Torna-se ainda mais ridículo o duo atacante que jogou quando no banco está o melhor ponta-de-lança português da actualidade: Liedson (que para todos os efeitos, é português). Desconfio que algumas oportunidades que Portugal criou na primeira parte, nos pés do Levezinho davam golo.
Aproveitando o tema Liedson, vou clarificar a minha posição quanto à polémica que tem surgido relativamente às naturalizações, temo no qual eu sou inflexivelmente dogmático. Para mim, se um jogador paga os seus impostos como qualquer cidadão, faz questão de obter cidadania portuguesa, e mostra querer jogar na selecção (Liedson já fez, quiçá, mais num jogo que Ronaldo nos últimos 5), não vejo porque motivo não o possa fazer como outro português qualquer.

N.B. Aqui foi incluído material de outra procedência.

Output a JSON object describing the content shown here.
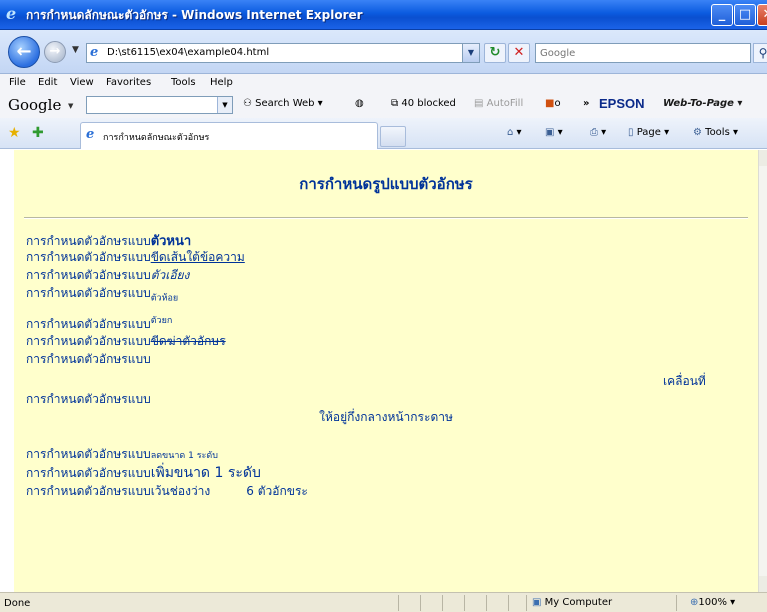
{
  "window": {
    "title": "การกำหนดลักษณะตัวอักษร - Windows Internet Explorer"
  },
  "address_bar": {
    "url": "D:\\st6115\\ex04\\example04.html"
  },
  "search": {
    "placeholder": "Google"
  },
  "menu": {
    "items": [
      "File",
      "Edit",
      "View",
      "Favorites",
      "Tools",
      "Help"
    ]
  },
  "google_toolbar": {
    "logo": "Google",
    "search_web": "Search Web",
    "blocked": "40 blocked",
    "autofill": "AutoFill",
    "o_label": "o",
    "more": "»",
    "epson": "EPSON",
    "web_to_page": "Web-To-Page"
  },
  "tabs": {
    "active_label": "การกำหนดลักษณะตัวอักษร"
  },
  "command_bar": {
    "page": "Page",
    "tools": "Tools"
  },
  "content": {
    "heading": "การกำหนดรูปแบบตัวอักษร",
    "prefix": "การกำหนดตัวอักษรแบบ",
    "bold_text": "ตัวหนา",
    "underline_text": "ขีดเส้นใต้ข้อความ",
    "italic_text": "ตัวเอียง",
    "subscript_text": "ตัวห้อย",
    "superscript_text": "ตัวยก",
    "strike_text": "ขีดฆ่าตัวอักษร",
    "marquee_text": "เคลื่อนที่",
    "center_text": "ให้อยู่กึ่งกลางหน้ากระดาษ",
    "smaller_text": "ลดขนาด 1 ระดับ",
    "bigger_text": "เพิ่มขนาด 1 ระดับ",
    "spacing_label": "เว้นช่องว่าง",
    "spacing_value": "6 ตัวอักขระ"
  },
  "status": {
    "text": "Done",
    "zone": "My Computer",
    "zoom": "100%"
  }
}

Para aqueles coitadinhos pseudo-protectores da pátria que afirmam que Portugal perde identidade por ter três naturalizados de uma ex-colónia no seio de uma equipa que tem outros 22 membros portugueses de gema (não serão bem de gema, como é o caso de Nani, Rolando e Bosingwa, mas enfim…), e que têm problemas de consciência com isso, então dêem-se graças a Deus não serem franceses. Agora obviamente que terá que ser estabelecido um certo limite moral para a quantidade de naturalizados que joga(rá) na selecção. Três não são exagero. Mas mais que isso não seria prudente. Contudo, com dois deles, Deco e Liedson, já ultrapassados pela barreira dos 30 anos e apenas com mais uns anos de futebol pela frente, isto não constituirá qualquer problema.

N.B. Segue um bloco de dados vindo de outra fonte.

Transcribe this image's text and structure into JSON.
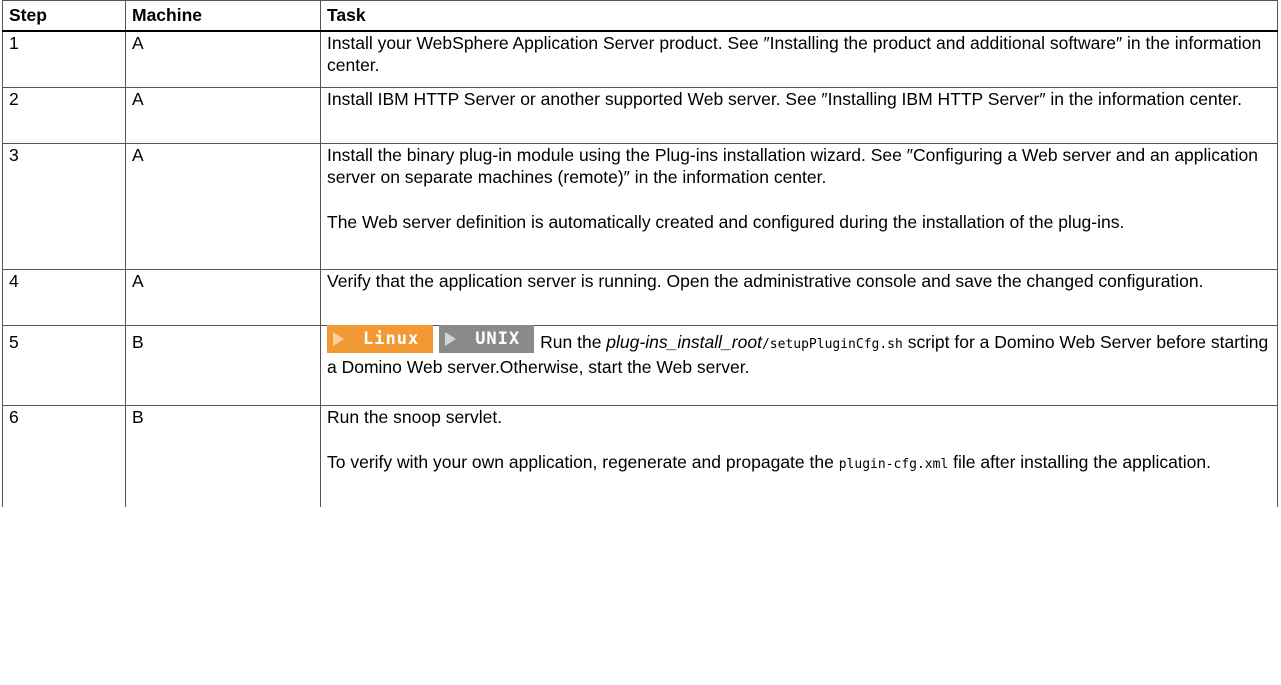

Voltando à selecção, com o empate de ontem, se as contas estavam complicadas, então agora estão muito complicadas. Estamos a dois pontos da Suécia e a três da Hungria (a Dinamarca já nem entra na conta), selecções com as quais vamos discutir o apuramento. Com dois embates agendados frente à Hungria, dependemos só de nós para ultrapassar estes, contudo já temos de esperar por um deslize da Suécia se queremos almejar o segundo lugar do grupo, e com isto ainda temos que rezar para que não sejamos o pior segundo classificado dos grupos da zona Euro, caso contrário nem assim. Relativamente à Suécia, muitos dizem que a rivalidade que é mutuamente nutrida entre esta e a Dinamarca será suficiente para que esta última discuta o jogo taco-a-taco, muito embora já tenha o apuramento garantido. Mas será mesmo assim? Quem não se lembra de um certo jogo da fase de grupos do Euro 2004 em que convinha a ambas o empate, ficando a Itália de fora dos quartos-de-final? Pois bem, não sei se a Dinamarca quererá ser amiga da Suécia desta vez, mas algo me diz que ou é nesse jogo que os suecos deslizam ou então estamos fora do Mundial, pois não me cheira que Ibrahimovic e companhia percam pontos frente à Albânia ou Malta.

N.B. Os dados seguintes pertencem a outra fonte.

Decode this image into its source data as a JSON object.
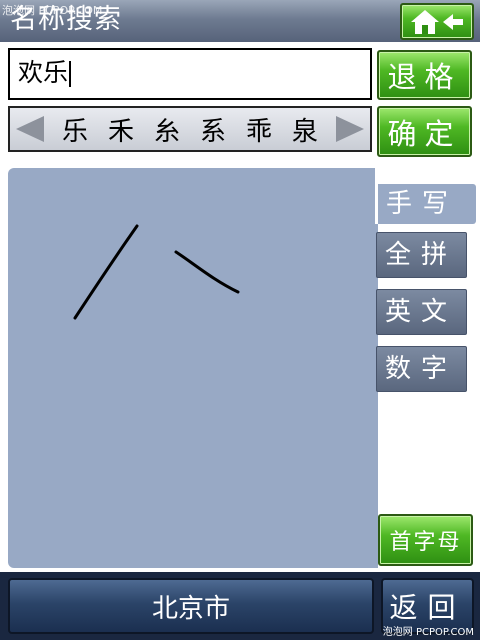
{
  "header": {
    "title": "名称搜索",
    "watermark": "泡泡网 PCPOP.COM"
  },
  "search": {
    "value": "欢乐"
  },
  "candidates": [
    "乐",
    "禾",
    "糸",
    "系",
    "乖",
    "泉"
  ],
  "buttons": {
    "backspace": "退格",
    "confirm": "确定",
    "initials": "首字母"
  },
  "input_modes": {
    "active": "手写",
    "pinyin": "全拼",
    "english": "英文",
    "digits": "数字"
  },
  "bottom": {
    "city": "北京市",
    "back": "返回",
    "footer_watermark": "泡泡网 PCPOP.COM"
  },
  "colors": {
    "accent_green": "#4fb824",
    "pad": "#98a9c5",
    "title_bar": "#6e7b91",
    "bottom_bar": "#1a2740"
  }
}
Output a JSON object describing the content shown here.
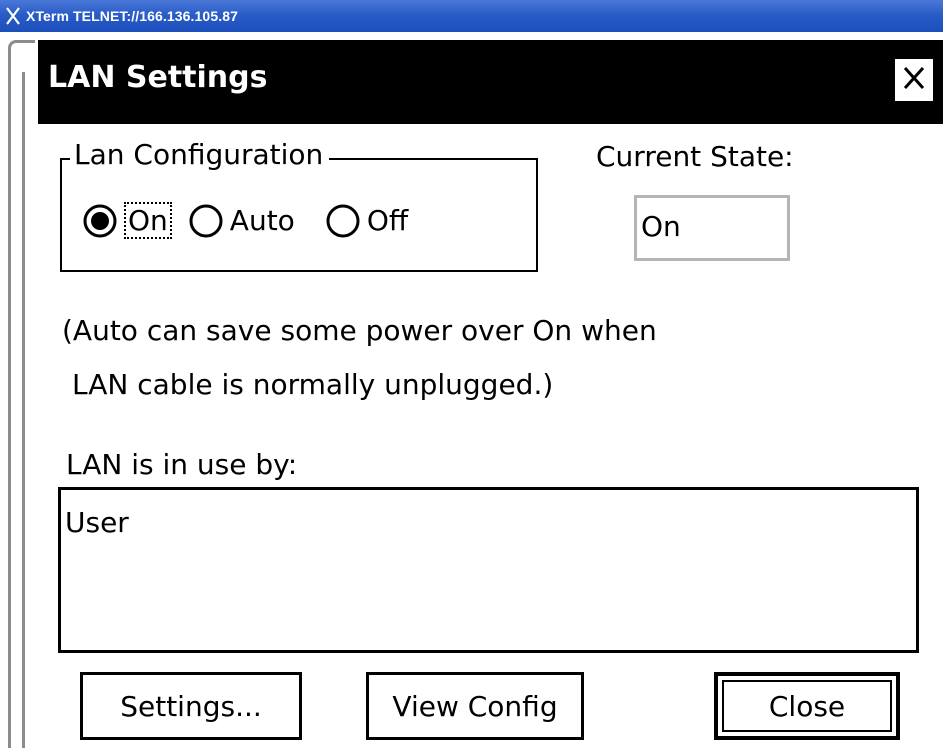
{
  "window": {
    "title": "XTerm TELNET://166.136.105.87",
    "icon": "x-logo-icon"
  },
  "dialog": {
    "title": "LAN Settings",
    "close_icon": "close-icon"
  },
  "lan_configuration": {
    "legend": "Lan Configuration",
    "options": [
      {
        "label": "On",
        "selected": true
      },
      {
        "label": "Auto",
        "selected": false
      },
      {
        "label": "Off",
        "selected": false
      }
    ]
  },
  "current_state": {
    "label": "Current State:",
    "value": "On"
  },
  "info": {
    "line1": "(Auto can save some power over On when",
    "line2": "LAN cable is normally unplugged.)"
  },
  "in_use": {
    "label": "LAN is in use by:",
    "items": [
      "User"
    ]
  },
  "buttons": {
    "settings": "Settings...",
    "view_config": "View Config",
    "close": "Close"
  },
  "colors": {
    "titlebar": "#2a5cc8",
    "dialog_title_bg": "#000000",
    "state_box_border": "#b5b5b5"
  }
}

Enfim, em suma, contas a mais para Portugal, que tinha a obrigação, com o leque de jogadores que dispõe, de estar por esta altura num dos dois primeiros lugares e não a contar as migalhas dos outros.. O que me remete para o titulo desta crónica: merece Portugal ir ao Mundial? Merece uma selecção, que esbanja pontos em casa frente a Albânias e Dinamarcas, ir ao Mundial? Merece uma selecção, cujos jogadores dão mais pelos clubes do que pelo próprio pais, ir ao Mundial? A resposta é óbvia. Até podemos conseguir milagrosamente o apuramento na última jornada, mas se Portugal se está a portar assim num apuramento, nem quero imaginar num Mundial, com selecções infinitamente mais poderosas do que selecções nórdicas e de leste.

Quero por fim deixar uma nota de agradecimento aos autores deste blog por terem acedido a que eu desse continuidade a um projecto aqui no negócios do futebol. O meu sincero obrigado.